C’est alors que la voix de Thérèse se fait entendre en mémoire. Elle chante les berceuses et les contes d’autrefois. Reviennent les récits de l’enfance jusqu’à toujours. Au début des années 50, encore enfant, elle parcourt les sentiers de latérite avec ses amies d’école, une gerbe d’herbes ramassées dans les champs sur la tête, sautillant et riant. « C’était l’âge de l’adolescence. On se sentait heureuses. »
Je pense au film de Guillaume Ribot et Antoine Germa, féconde leçon d’histoire adossée au travail de Tal Bruttmann, Vie et destin du Livre noir, la destruction des Juifs d’URSS. Sauver l’histoire de la destruction, sauver le livre qui la restituait – le Livre noir –, sauver la mémoire de ceux qui l’ont écrite, de ceux qui l’ont déposée entre les mains de ceux qui la recueillaient, témoins auteurs archivistes historiens, le Comité antifasciste juif – Vassili Grossman, Ilya Ehrenbourg et Solomon Mikhoels.

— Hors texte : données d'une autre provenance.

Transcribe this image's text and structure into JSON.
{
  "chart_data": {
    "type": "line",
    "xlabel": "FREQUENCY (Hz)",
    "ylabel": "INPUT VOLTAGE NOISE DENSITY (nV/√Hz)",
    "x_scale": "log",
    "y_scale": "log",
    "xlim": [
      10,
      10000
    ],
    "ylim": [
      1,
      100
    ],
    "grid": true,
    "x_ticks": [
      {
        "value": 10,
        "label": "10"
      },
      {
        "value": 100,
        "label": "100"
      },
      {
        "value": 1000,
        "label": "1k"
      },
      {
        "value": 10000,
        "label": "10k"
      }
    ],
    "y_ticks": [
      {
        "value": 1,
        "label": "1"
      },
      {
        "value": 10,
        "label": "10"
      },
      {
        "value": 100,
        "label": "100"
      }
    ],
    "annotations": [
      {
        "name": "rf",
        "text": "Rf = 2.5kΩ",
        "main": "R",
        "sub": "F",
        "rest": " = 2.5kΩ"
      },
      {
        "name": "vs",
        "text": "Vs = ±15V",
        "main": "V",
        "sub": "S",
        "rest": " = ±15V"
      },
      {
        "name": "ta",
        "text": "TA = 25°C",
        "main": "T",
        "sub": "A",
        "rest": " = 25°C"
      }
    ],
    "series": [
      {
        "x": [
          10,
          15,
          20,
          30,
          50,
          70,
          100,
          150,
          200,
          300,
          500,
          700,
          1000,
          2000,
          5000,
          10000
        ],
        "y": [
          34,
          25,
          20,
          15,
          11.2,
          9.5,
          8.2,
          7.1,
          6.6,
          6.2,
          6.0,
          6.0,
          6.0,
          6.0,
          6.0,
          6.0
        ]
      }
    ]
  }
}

Je me souviens de Suzanne. Encore enfant, elle garde les chèvres sur la colline et ne doit en perdre aucune des yeux, elle saute entre les rochers et les pierres. Elles sont toutes là.
L’objet porte la mémoire de mes amies là-bas si-loin, il contient en noir et blanc leurs Cahiers de mémoire. Leur mémoire, leur histoire. Tout reste.
Florence Prudhomme
[i] L’atelier de mémoire, créé par Rwanda Avenir, a rassemblé entre 2014 et 2018 trois groupes successifs de rescapé.e.s qui étaient des enfants ou de jeunes adultes lors du génocide des Tutsi. Devenu.e.s des adultes ou des personnes âgées, les « grandes mamans » comme on les appelle au Rwanda, ont écrit un récit individuel, composé comme un chœur de la mémoire. Leur objectif était le même : écrire et transmettre l’histoire du génocide. Chacune, chacun, est sorti.e de la spirale persécutrice du trauma et les participant.es ont trouvé la force et le courage d’écrire leur récit dans un groupe où chacun était le destinataire de l’autre, où chacun s’adressait à l’autre comme à l’ensemble du groupe. Le patient et douloureux travail de remémoration s’est étayé sur leur confiance et leur accompagnement réciproques. Voir Prudhomme, Florence, et Muller, Michelle (dir.), Cahiers de mémoire, Kigali, 2014, Paris, Classiques Garnier, 2017 et Cahiers de mémoire, Kigali, 2019, Paris, Classiques Garnier, 2019.
[ii] Les grandes mamans ont été les principales actrices de la Maison de quartier créée en 2004. Elles ont participé à l’Atelier de mémoire et aux veillées commémoratives, mais aussi à la chorale ou à un jardin solidaire. Toutes ces activités, principalement artistiques et mémorielles, se déroulaient dans la « Maison de quartier » que nous avons construite avec elles.